# my 'taxidermied' pig



## susan from creepy hollow (Jun 17, 2007)

he's gonna go in a saloon scene or in a ******* shack/house i guess.

if it's the latter, he has to have the obligatory hat and sunglasses


----------



## RoxyBlue (Oct 6, 2008)

LMAO, the sunglasses are a great touch!


----------



## tnhaunter (May 29, 2009)

That looks amazing


----------



## Spooky1 (Aug 25, 2008)

Shouldn't that be an Arkansas Razorback hat it wears.


----------



## ScreamingScarecrow (Oct 1, 2008)

LOL! Love it!


----------



## fick209 (Aug 31, 2009)

Lol, love the pic of him with the hat and sunglasses!
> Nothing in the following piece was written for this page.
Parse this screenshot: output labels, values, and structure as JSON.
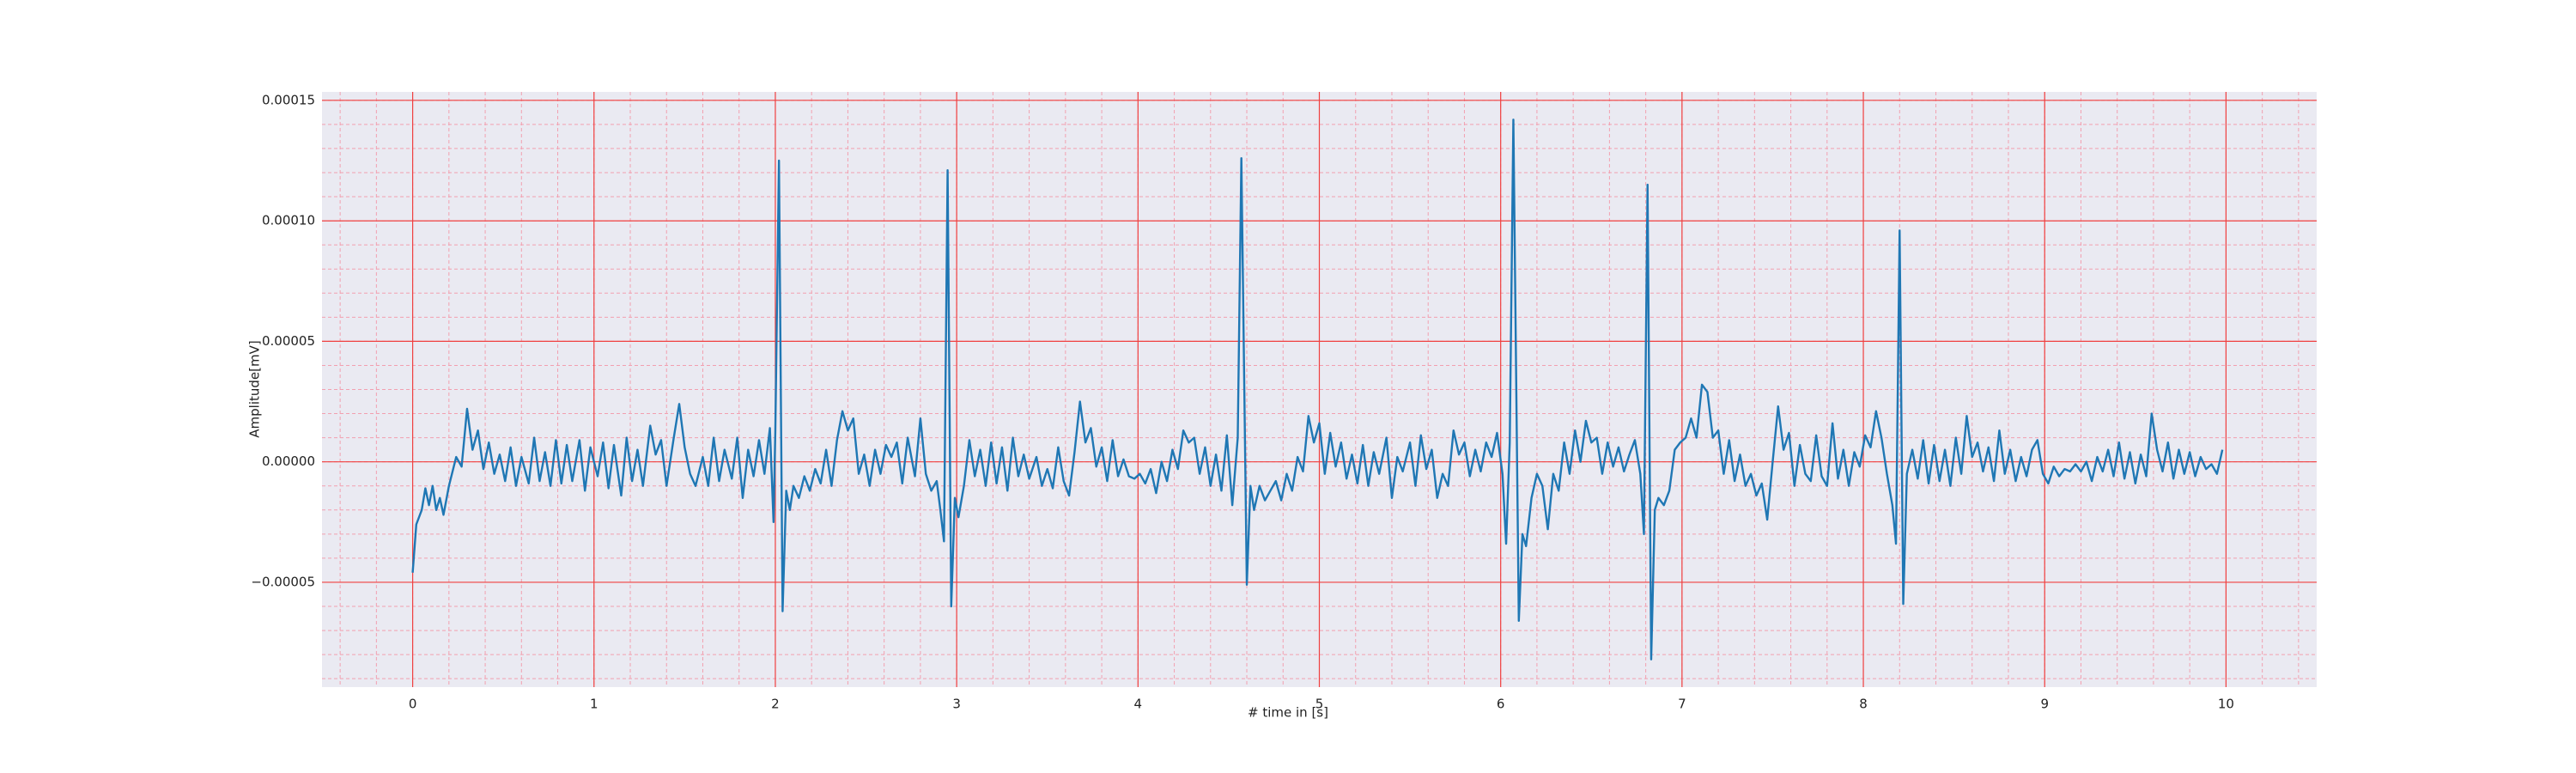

Looks great!


----------



## susan from creepy hollow (Jun 17, 2007)

thanks yall!
my son wants him to hang in his room, as a sunglass-and-hat holder.
i told him he could use him, when he wasn't being used as a prop!


----------



## Dreadnight (Jul 9, 2006)

That's great! I agree.... the hat and glasses really make it. Kind of a "Blues Brothers" pig....


----------



## shar (Jun 19, 2010)

Great job Susan!


----------



## fritz42_male (May 5, 2009)

http://www.hogsbreath.com.au/


----------



## kprimm (Mar 14, 2009)

With the glasses he looks so cooool. He's like an Arthur Fonzerellie pig.


----------



## susan from creepy hollow (Jun 17, 2007)

lol, THE FONZ!


----------



## ELH Erin Loves Halloween (Feb 19, 2009)

That is an awesome prop! Love it


----------



## morbidmike (Sep 11, 2009)

very cool !!!!!


----------



## Monk (Aug 26, 2008)

love those shades on him


----------